- Company Name
- Archigos Solutions
- Job Title
- AI Automation Lead/Architect
- Job Description
-
**Job Title:** AI Automation Lead / Solution Framing Lead
**Role Summary:**
Lead front‑door intake and discovery for AI, analytics, and automation initiatives, turning early ideas into well‑scoped, measurable, production‑ready problem statements. Drive stakeholder workshops, assess AI fit, define decision and workflow architecture (including human‑in‑the‑loop), and govern vendor solutions against security, data, and operational standards.
**Expactations:**
- Deliver consistent, executive‑ready artifacts (1‑3 pages) that enable delivery teams to move from concept to production.
- Maintain rigorous intake, feasibility, and risk screening processes.
- Ensure all solutions meet non‑functional, monitoring, and support requirements.
- Align stakeholders on realistic expectations, value hypotheses, and success criteria.
**Key Responsibilities:**
- Conduct intake calls and discovery workshops; clarify objectives, pain points, stakeholders, and desired outcomes.
- Perform AI/automation fit assessments; distinguish between automation, analytics, and GenAI use cases.
- Translate ideas into structured deliverables: problem statement, decision points, workflow steps, data inputs/outputs, HITL design, KPIs, and value cases.
- Govern vendor proposals using defined requirements, security, RBAC, and auditability criteria; prevent scope creep.
- Execute a repeatable early‑stage workflow: intake checklist, discovery facilitation, risk screen, data readiness assessment, MVP definition, roadmap, and handoff package.
- Produce concise deliverables: intake brief, current‑state process map, fit assessment, decision architecture, data readiness checklist, MVP scope with acceptance criteria, vendor evaluation rubric.
**Required Skills:**
- 8‑12+ years in Business Analysis, Product Analysis, Solution Consulting, or Digital Transformation with end‑to‑end discovery‑to‑delivery ownership.

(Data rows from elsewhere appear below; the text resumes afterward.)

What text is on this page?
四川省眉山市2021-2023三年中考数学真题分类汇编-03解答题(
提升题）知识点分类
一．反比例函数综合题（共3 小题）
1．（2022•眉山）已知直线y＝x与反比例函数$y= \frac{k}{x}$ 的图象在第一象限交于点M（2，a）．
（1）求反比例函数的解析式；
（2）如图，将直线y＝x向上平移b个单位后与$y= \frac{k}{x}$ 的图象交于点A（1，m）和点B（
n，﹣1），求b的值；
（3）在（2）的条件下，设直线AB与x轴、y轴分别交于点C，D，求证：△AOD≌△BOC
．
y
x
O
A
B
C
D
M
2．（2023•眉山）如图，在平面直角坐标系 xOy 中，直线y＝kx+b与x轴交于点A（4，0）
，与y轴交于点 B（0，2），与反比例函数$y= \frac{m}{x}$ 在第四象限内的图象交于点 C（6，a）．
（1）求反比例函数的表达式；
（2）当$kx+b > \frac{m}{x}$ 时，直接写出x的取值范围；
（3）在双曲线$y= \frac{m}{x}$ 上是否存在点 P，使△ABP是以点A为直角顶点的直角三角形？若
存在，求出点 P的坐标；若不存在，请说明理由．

- Proven track record delivering AI/automation solutions into production (operationalization, monitoring, change management, support).
- Deep knowledge of workflow automation (RPA/BPM), analytics/decision support, and GenAI/RAG patterns.
- Ability to define measurable outcomes: OKRs, baselines, benefits cases, value hypotheses, success criteria.
- Vendor management and governance experience: requirements definition, evaluation, security controls, scope management.
- Strong stakeholder leadership: workshop facilitation, executive alignment, clear communication of trade‑offs.
- Familiarity with data readiness assessment, data governance, RBAC, privacy/security constraints, and audit logging.
- Agile delivery, stage‑gate, and portfolio intake methodology experience.
**Required Education & Certifications:**
- Bachelor’s degree in Computer Science, Engineering, Business Administration, Data Science, or a related field (or equivalent professional experience).
- Preferred certifications: PMP, CBAP, PMI‑ACP, Certified RPA Developer, or AI/ML certification (e.g., Microsoft AI‑900, Google Cloud Professional Data Engineer).